From the Guidelines
For coagulase-negative staphylococcal (CoNS) infections, the first-line antibiotic treatment is typically vancomycin combined with rifampin and gentamicin, as recommended for a minimum of 6 weeks, with gentamicin limited to the first 2 weeks of therapy 1. When treating CoNS infections, it is crucial to consider the potential for methicillin resistance, particularly in cases where the infection develops within 1 year after surgery.
- Vancomycin and rifampin are the cornerstone of treatment, with gentamicin added for the initial 2 weeks to enhance bacterial clearance.
- The dosing of rifampin is conventional, and vancomycin should be administered with careful monitoring of renal function and therapeutic drug levels.
- For cases where the organism is resistant to gentamicin, an alternative aminoglycoside to which the organism is susceptible should be used, or a fluoroquinolone if the organism is susceptible to it 1.
- In patients with true penicillin allergy or methicillin-sensitive strains, alternatives such as nafcillin or oxacillin plus rifampin and gentamicin can be considered.

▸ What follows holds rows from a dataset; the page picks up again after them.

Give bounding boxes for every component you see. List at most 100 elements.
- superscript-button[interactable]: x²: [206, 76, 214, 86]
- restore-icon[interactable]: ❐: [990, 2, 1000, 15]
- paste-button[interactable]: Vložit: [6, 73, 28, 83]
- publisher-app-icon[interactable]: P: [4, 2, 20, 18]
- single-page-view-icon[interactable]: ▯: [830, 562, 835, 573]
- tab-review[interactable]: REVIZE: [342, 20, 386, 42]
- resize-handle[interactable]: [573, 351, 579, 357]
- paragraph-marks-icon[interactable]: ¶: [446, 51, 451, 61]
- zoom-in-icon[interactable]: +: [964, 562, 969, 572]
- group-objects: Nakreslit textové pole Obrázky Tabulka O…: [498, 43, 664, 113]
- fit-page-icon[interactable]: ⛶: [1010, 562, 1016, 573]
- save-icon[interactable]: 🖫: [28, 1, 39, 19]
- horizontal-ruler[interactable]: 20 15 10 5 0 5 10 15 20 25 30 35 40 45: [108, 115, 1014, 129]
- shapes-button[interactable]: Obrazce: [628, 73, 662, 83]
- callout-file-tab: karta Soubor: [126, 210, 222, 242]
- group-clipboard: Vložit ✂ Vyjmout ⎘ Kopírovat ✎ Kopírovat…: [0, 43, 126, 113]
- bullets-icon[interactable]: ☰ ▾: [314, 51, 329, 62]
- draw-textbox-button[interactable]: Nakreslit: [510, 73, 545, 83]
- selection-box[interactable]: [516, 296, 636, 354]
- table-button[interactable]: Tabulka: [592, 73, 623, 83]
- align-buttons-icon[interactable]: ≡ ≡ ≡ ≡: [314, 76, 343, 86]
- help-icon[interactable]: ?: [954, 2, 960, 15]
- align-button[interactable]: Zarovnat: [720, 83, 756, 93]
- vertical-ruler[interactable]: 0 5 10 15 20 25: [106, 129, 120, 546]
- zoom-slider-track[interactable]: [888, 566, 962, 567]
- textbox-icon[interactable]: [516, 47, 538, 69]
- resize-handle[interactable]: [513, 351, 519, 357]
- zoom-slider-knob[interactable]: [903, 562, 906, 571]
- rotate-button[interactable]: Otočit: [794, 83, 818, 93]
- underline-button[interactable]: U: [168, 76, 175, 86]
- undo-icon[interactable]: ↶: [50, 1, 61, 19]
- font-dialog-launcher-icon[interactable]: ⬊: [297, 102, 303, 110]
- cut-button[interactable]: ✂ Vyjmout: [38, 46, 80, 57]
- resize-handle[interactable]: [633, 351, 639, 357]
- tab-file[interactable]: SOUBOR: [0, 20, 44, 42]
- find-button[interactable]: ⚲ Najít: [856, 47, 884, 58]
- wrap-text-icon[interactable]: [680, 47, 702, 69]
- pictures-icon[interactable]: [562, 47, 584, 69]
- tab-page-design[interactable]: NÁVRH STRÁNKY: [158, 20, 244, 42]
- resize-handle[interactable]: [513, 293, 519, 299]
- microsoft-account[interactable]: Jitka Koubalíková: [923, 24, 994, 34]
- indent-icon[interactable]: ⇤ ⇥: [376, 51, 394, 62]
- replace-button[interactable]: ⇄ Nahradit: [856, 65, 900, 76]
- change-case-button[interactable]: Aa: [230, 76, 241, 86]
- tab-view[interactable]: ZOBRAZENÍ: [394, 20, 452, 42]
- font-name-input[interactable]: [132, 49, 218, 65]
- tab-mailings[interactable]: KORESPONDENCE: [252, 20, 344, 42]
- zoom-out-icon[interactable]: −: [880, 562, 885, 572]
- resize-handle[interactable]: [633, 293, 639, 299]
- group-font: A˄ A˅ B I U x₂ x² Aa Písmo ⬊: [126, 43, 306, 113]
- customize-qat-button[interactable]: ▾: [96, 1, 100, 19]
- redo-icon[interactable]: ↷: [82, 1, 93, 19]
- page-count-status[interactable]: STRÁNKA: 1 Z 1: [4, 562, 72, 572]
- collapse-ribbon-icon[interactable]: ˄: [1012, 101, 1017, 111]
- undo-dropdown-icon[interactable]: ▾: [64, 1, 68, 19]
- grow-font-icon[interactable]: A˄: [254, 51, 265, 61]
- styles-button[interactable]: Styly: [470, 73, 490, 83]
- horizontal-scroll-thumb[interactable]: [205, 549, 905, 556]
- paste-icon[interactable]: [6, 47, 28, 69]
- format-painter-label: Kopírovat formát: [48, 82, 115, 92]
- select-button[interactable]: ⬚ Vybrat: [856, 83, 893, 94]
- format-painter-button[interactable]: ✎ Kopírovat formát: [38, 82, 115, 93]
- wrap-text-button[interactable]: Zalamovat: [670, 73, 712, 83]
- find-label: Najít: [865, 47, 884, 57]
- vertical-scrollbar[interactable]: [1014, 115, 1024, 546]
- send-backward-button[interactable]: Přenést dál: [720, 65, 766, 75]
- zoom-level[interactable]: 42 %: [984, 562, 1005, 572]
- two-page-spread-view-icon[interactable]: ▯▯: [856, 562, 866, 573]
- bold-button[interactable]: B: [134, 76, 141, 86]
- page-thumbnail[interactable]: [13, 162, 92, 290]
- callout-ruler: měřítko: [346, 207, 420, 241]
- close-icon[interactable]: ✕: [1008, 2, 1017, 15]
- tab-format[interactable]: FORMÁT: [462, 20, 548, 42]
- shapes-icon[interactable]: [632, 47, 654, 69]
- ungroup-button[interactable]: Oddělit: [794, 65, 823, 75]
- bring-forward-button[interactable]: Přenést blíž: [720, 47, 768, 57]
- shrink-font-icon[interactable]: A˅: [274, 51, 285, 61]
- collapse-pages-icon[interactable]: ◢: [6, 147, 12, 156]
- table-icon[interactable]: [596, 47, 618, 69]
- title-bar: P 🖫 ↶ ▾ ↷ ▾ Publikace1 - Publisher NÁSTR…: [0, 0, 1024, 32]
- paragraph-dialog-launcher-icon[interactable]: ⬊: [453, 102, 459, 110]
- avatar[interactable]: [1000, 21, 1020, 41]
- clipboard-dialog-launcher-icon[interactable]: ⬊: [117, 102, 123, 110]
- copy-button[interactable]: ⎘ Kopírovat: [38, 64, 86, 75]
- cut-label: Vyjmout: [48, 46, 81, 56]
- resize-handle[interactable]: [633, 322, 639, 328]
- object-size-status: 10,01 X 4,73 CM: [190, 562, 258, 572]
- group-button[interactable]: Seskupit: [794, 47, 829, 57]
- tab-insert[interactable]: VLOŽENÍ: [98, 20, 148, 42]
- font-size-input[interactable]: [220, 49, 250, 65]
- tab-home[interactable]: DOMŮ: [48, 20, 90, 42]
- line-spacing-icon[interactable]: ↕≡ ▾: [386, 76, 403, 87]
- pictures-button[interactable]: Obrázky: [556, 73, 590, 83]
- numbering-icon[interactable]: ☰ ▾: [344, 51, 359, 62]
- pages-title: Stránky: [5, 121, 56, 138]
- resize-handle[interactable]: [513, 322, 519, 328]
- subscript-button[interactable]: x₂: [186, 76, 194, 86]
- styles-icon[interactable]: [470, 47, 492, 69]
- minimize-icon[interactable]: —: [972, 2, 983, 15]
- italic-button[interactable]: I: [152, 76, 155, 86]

Key considerations in the management of CoNS infections include the potential for biofilm formation on medical devices, which may necessitate device removal, and the high prevalence of antimicrobial resistance, which underscores the importance of susceptibility testing and tailored antibiotic therapy 1.
From the FDA Drug Label
- Comparator: vancomycin (1 g IV q12h) or an anti-staphylococcal semi-synthetic penicillin (i.e., nafcillin, oxacillin, cloxacillin, or flucloxacillin; 4 to 12 g/day IV in divided doses). *Comparators included intravenous therapy with either vancomycin, clindamycin, or an anti-staphylococcal semi-synthetic penicillin (nafcillin, oxacillin or cloxacillin) *Comparators included intravenous therapy with either vancomycin, cefazolin, or an anti-staphylococcal semi-synthetic penicillin (nafcillin, oxacillin or cloxacillin)
The antibiotics of choice for coagulase-negative Staphylococcal (CoNS) infections are not directly stated in the provided text. However, based on the comparators used in the clinical trials, the following antibiotics may be considered:
- Vancomycin
- Anti-staphylococcal semi-synthetic penicillins (e.g., nafcillin, oxacillin, cloxacillin, or flucloxacillin)
- Clindamycin
- Cefazolin 2
From the Research
Antibiotics of Choice for Coagulase-Negative Staphylococcal (CoNS) Infections
- The choice of antibiotic for CoNS infections depends on various factors, including the species of Staphylococcus, its resistance pattern, and the type of infected valve 3.
- For native valve endocarditis, penicillin G or a penicillinase-resistant penicillin (oxacillin) plus an aminoglycoside (gentamicin) may be recommended for penicillin-susceptible and penicillin-resistant, methicillin-susceptible strains, respectively 3.
- For methicillin-resistant strains, vancomycin may be used, with or without rifampin 3.
- Newer antibiotics, such as telavancin, daptomycin, linezolid, and tigecycline, have shown activity against CoNS, with daptomycin being effective against all isolates tested 4.
- Vancomycin remains a suitable option for empiric therapy in CoNS bloodstream infections, despite concerns about increasing MICs 5, 6.
- Other antibiotics, such as ciprofloxacin and linezolid, may also be effective against CoNS, but resistance has been reported 7.
Specific Antibiotic Options
- Vancomycin: remains appropriate empiric therapy for CoNS bloodstream infections, with MICs ≤4 µg/mL considered susceptible 5, 6.
- Daptomycin: shows high efficacy against CoNS, with no resistance observed in some studies 4, 7.
- Linezolid: may be effective against CoNS, but resistance has been reported, particularly with prolonged use 7.
- Telavancin: has shown activity against CoNS, with MICs 1-2 dilutions lower than vancomycin 4.
- Tigecycline: has shown activity against CoNS, with restricted within-species MIC variation 4.